Figmaは、AIエージェントがFigmaのキャンバス上に直接デザインを書き込める新機能を公開した。Figma公式Xは「AI agents can design directly on the Figma canvas」と案内し、新しい use_figma MCPツールと、エージェントに設計ルールを教えるSkillsを組み合わせることで、Figma上での作業を進められると説明している。Figmaの製品更新ページでも、3月24日付の「Agents, meet the Figma canvas」で同内容が告知されている。

発表の中心は「AIがFigmaへ書き戻せる」点にある

Figmaの開発者向けドキュメントによると、Figma MCPサーバーは、AIエージェントにデザイン情報やコンテキストを渡すだけでなく、ネイティブなFigmaコンテンツをキャンバスへ書き戻す機能を持つ。これにより、エージェントはフレーム、コンポーネント、変数、オートレイアウトをFigmaファイル内で直接作成・更新できる。Figmaはこの機能を、従来の「コード生成」や「デザイン参照」から一歩進め、実際の制作工程そのものへAIを入れる動きとして位置付けている。

Skillsは「長いプロンプトの代わり」に使う設計

今回の発表で重要なもう一つの要素がSkillsである。Figmaの説明では、Skillsは繰り返し使うワークフローを再利用可能な命令セットとしてまとめたもので、毎回長いプロンプトを書き直さずに済むようにする仕組みだ。特にFigma MCP向けのSkillsは、エージェントに対して、ライブラリを先に探す、変数命名規則に従う、実際のコンポーネントとオートレイアウトを使う、といったチーム固有の設計意図を教える用途を想定している。

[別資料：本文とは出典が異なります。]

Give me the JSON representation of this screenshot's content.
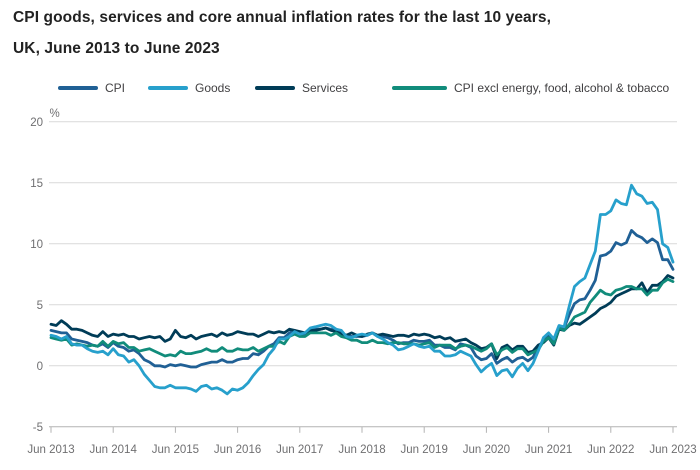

対応クライアントはClaude Code、Codex、Cursor、VS Code

FigmaのリモートMCPサーバーは、MCPに対応したコードエディタやアプリから利用する形で提供される。ドキュメントでは、対応例としてClaude Code、Codex、Cursor、VS Codeが挙げられており、Figmaプラグイン経由で導入する方法も案内されている。FigmaはリモートMCPサーバーについて、デスクトップアプリ不要でFigmaファイルへ接続でき、ライブUIの取り込みやキャンバスへの書き込みを可能にすると説明している。

まずはベータ期間中の無料提供

Figmaは、AIエージェント関連のMCP機能について、将来的には従量課金の有料機能になる予定だが、現時点ではベータ期間中のため無料で提供しているとしている。つまり今回の新機能は、まず開発者やデザイナーが試しやすい形で市場へ出し、運用知見をためる段階にある。

Figmaはこの数カ月でAI連携を段階的に拡張してきた

今回の発表は単発ではない。Figmaの製品更新ページでは、2026年1月にClaudeとFigJamの連携、2月にClaude CodeからFigmaへ本番コードを取り込む機能、そして今回の「Agents, meet the Figma canvas」が続けて掲載されている。流れとして見ると、Figmaは「AIにFigmaを読ませる」段階から、「AIにFigma上で作業させる」段階へ移りつつある。

今回の発表が意味するもの

今回の新機能は、Figmaが単なるデザインツールではなく、AIエージェントの作業環境そのものになろうとしていることを示している。これまではAIがコードや文章を生成し、人間がFigmaへ反映する流れが主流だったが、今後はエージェントがチームの設計ルールを学びながら、キャンバス上で直接たたき台を組み立てる形が広がる可能性がある。もっとも、Figma自身が示す通り、現段階ではベータ運用であり、実務でどこまで安定して使えるかは今後の検証が必要になる。